Descaso com os cidadãos do interior, equipamentos de “segunda categoria” e indiferença da Agência Nacional de Telecomunicações (Anatel). Este foi o tom do relato do gerente administrativo da Associação Amazonense dos Municípios do (AAM), Walber “Beto” Mafra, na 3ª oitiva da Comissão Parlamentar de Inquérito (CPI) da Assembleia Legislativa do Amazonas (Aleam).
De acordo com Mafra, a questão da telefonia é apenas um exemplo da fragilidade dos municípios no Amazonas que sofrem não somente com falta de serviços de telefonia, mas de outros serviços públicos também. “Se as agências reguladoras funcionassem a realidade seria outra.

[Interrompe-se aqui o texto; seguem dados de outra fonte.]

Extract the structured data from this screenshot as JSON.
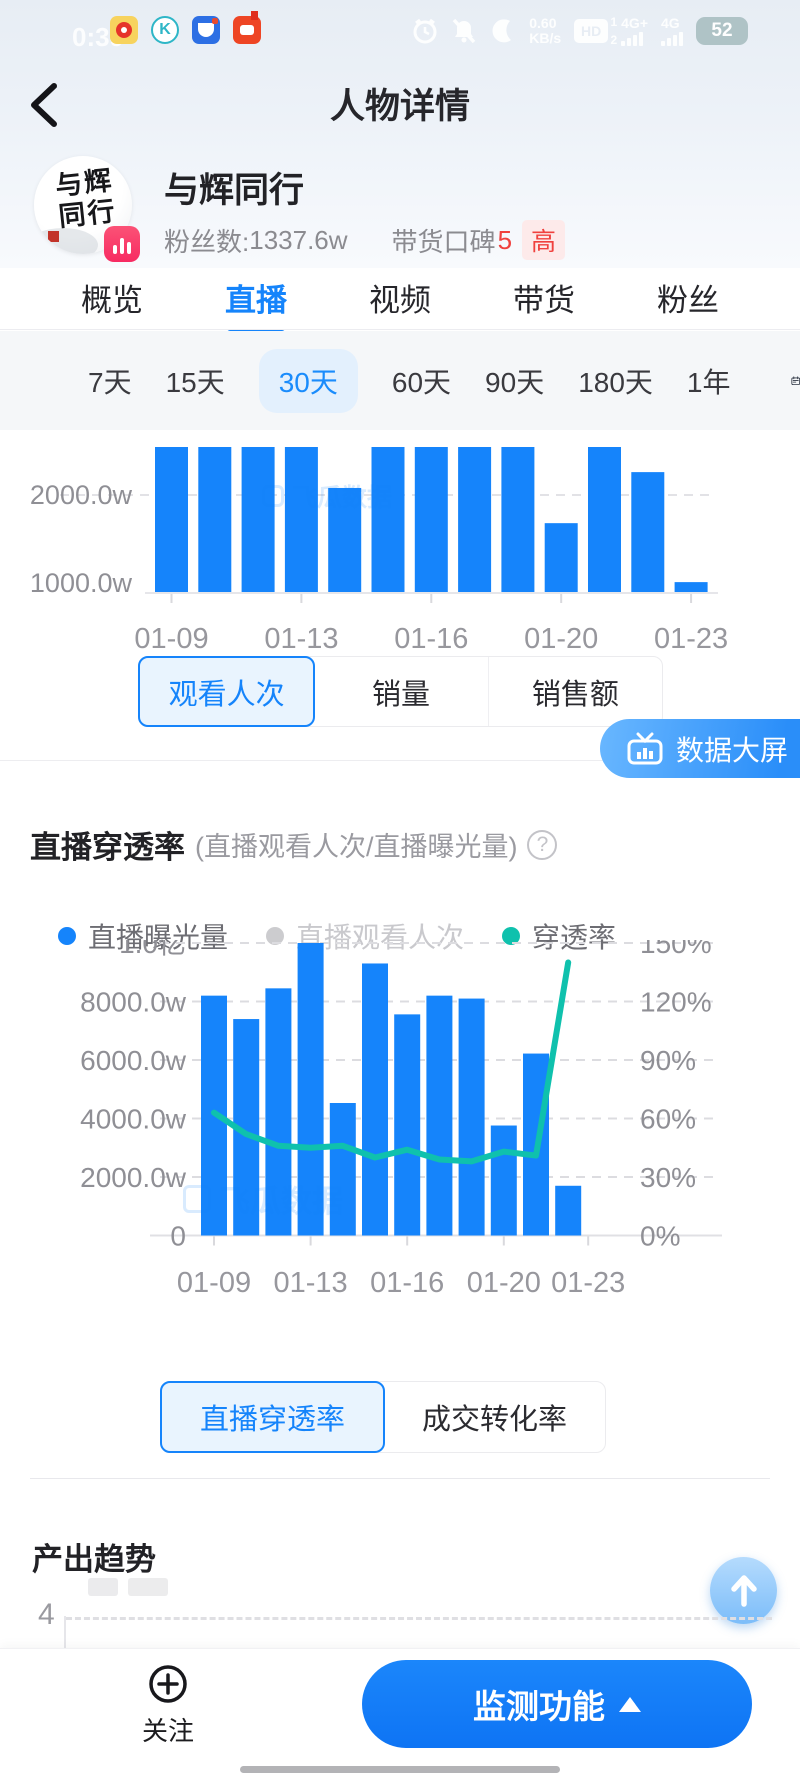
{
  "status_bar": {
    "time": "0:39",
    "net_speed_top": "0.60",
    "net_speed_bottom": "KB/s",
    "hd_label": "HD",
    "hd_sim1": "1",
    "hd_sim2": "2",
    "sim1_net": "4G+",
    "sim2_net": "4G",
    "battery_level": "52"
  },
  "header": {
    "title": "人物详情"
  },
  "profile": {
    "name": "与辉同行",
    "avatar_line1": "与辉",
    "avatar_line2": "同行",
    "fans_label": "粉丝数:",
    "fans_value": "1337.6w",
    "reputation_label": "带货口碑",
    "reputation_score": "5",
    "reputation_level": "高"
  },
  "tabs": [
    {
      "label": "概览",
      "active": false
    },
    {
      "label": "直播",
      "active": true
    },
    {
      "label": "视频",
      "active": false
    },
    {
      "label": "带货",
      "active": false
    },
    {
      "label": "粉丝",
      "active": false
    }
  ],
  "time_filters": [
    {
      "label": "7天",
      "active": false
    },
    {
      "label": "15天",
      "active": false
    },
    {
      "label": "30天",
      "active": true
    },
    {
      "label": "60天",
      "active": false
    },
    {
      "label": "90天",
      "active": false
    },
    {
      "label": "180天",
      "active": false
    },
    {
      "label": "1年",
      "active": false
    }
  ],
  "metric_switch": [
    {
      "label": "观看人次",
      "active": true
    },
    {
      "label": "销量",
      "active": false
    },
    {
      "label": "销售额",
      "active": false
    }
  ],
  "big_screen_label": "数据大屏",
  "penetration_section": {
    "title": "直播穿透率",
    "subtitle": "(直播观看人次/直播曝光量)",
    "help_icon": "?",
    "legend": [
      {
        "label": "直播曝光量",
        "color": "#1584fb",
        "muted": false
      },
      {
        "label": "直播观看人次",
        "color": "#cccccf",
        "muted": true
      },
      {
        "label": "穿透率",
        "color": "#0fc1ad",
        "muted": false
      }
    ]
  },
  "rate_switch": [
    {
      "label": "直播穿透率",
      "active": true
    },
    {
      "label": "成交转化率",
      "active": false
    }
  ],
  "output_section": {
    "title": "产出趋势",
    "visible_y_tick": "4"
  },
  "bottom_bar": {
    "follow_label": "关注",
    "monitor_label": "监测功能"
  },
  "watermark_text": "飞瓜数据",
  "colors": {
    "primary": "#1584fb",
    "teal": "#0fc1ad",
    "red": "#f0413e"
  },
  "chart_data": [
    {
      "id": "viewer_count_trend",
      "type": "bar",
      "metric": "观看人次",
      "unit": "w",
      "note": "chart partially scrolled out of view; null values = bar top clipped above visible area",
      "y_ticks_visible": [
        "2000.0w",
        "1000.0w"
      ],
      "x_tick_labels": [
        "01-09",
        "01-13",
        "01-16",
        "01-20",
        "01-23"
      ],
      "x_tick_bar_indices": [
        0,
        3,
        6,
        9,
        12
      ],
      "values": [
        null,
        null,
        null,
        null,
        2080,
        null,
        null,
        null,
        null,
        1680,
        null,
        2260,
        1010
      ]
    },
    {
      "id": "live_penetration",
      "type": "bar+line",
      "x_tick_labels": [
        "01-09",
        "01-13",
        "01-16",
        "01-20",
        "01-23"
      ],
      "x_tick_bar_indices": [
        0,
        3,
        6,
        9,
        11
      ],
      "left_axis": {
        "ticks": [
          "1.0亿",
          "8000.0w",
          "6000.0w",
          "4000.0w",
          "2000.0w",
          "0"
        ],
        "max_w": 10000
      },
      "right_axis": {
        "ticks": [
          "150%",
          "120%",
          "90%",
          "60%",
          "30%",
          "0%"
        ],
        "max_pct": 150
      },
      "grid": "dashed horizontal",
      "series": [
        {
          "name": "直播曝光量",
          "type": "bar",
          "color": "#1584fb",
          "values_w": [
            8200,
            7400,
            8450,
            10000,
            4530,
            9300,
            7560,
            8200,
            8100,
            3760,
            6220,
            1700
          ]
        },
        {
          "name": "直播观看人次",
          "type": "bar",
          "hidden": true
        },
        {
          "name": "穿透率",
          "type": "line",
          "color": "#0fc1ad",
          "values_pct": [
            63,
            52,
            46,
            45,
            46,
            40,
            44,
            39,
            38,
            43,
            41,
            140
          ]
        }
      ]
    },
    {
      "id": "output_trend",
      "type": "bar",
      "note": "mostly hidden behind bottom action bar",
      "y_ticks_visible": [
        "4"
      ]
    }
  ]
}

Elas funcionaram no passado, mas hoje foram distorcidas por ingerências políticas que desvirtuaram as suas verdadeiras funções”, afirmou.
Especificamente sobre a telefonia, o representante da AAM disse que muita da infraestrutura de equipamentos utilizada pelas operadoras é “precária” o que torna o sistema fragilizado. “Beto” Mafra defendeu o fortalecimento dos municípios lembrando que 48% da população do Amazonas vive no interior do Estado.
O depoimento do representante da AAM confirmou o que os parlamentares da CPI - o presidente da Comissão, Marcos Rotta (PMDB), o relator da telefonia fixa, Sidney Leite (Pros), o relator da internet, Marcelo Ramos (PSB) e o relator da telefonia móvel, Adjuto Afonso (PP) - verificaram durante as audiências públicas no interior que existem municípios com falta de sinal de internet por dias seguidos, ausência de telefones públicos (orelhões) como determina a legislação e omissão das operadoras.
Foi firmado também que haverá um esforço da CPI e da AAM para a criação de um pacto estadual que regularize a legislação para a instalação de antenas de telefonia assim como para estender o benefício da fibra ótica nos locais por onde ela passa.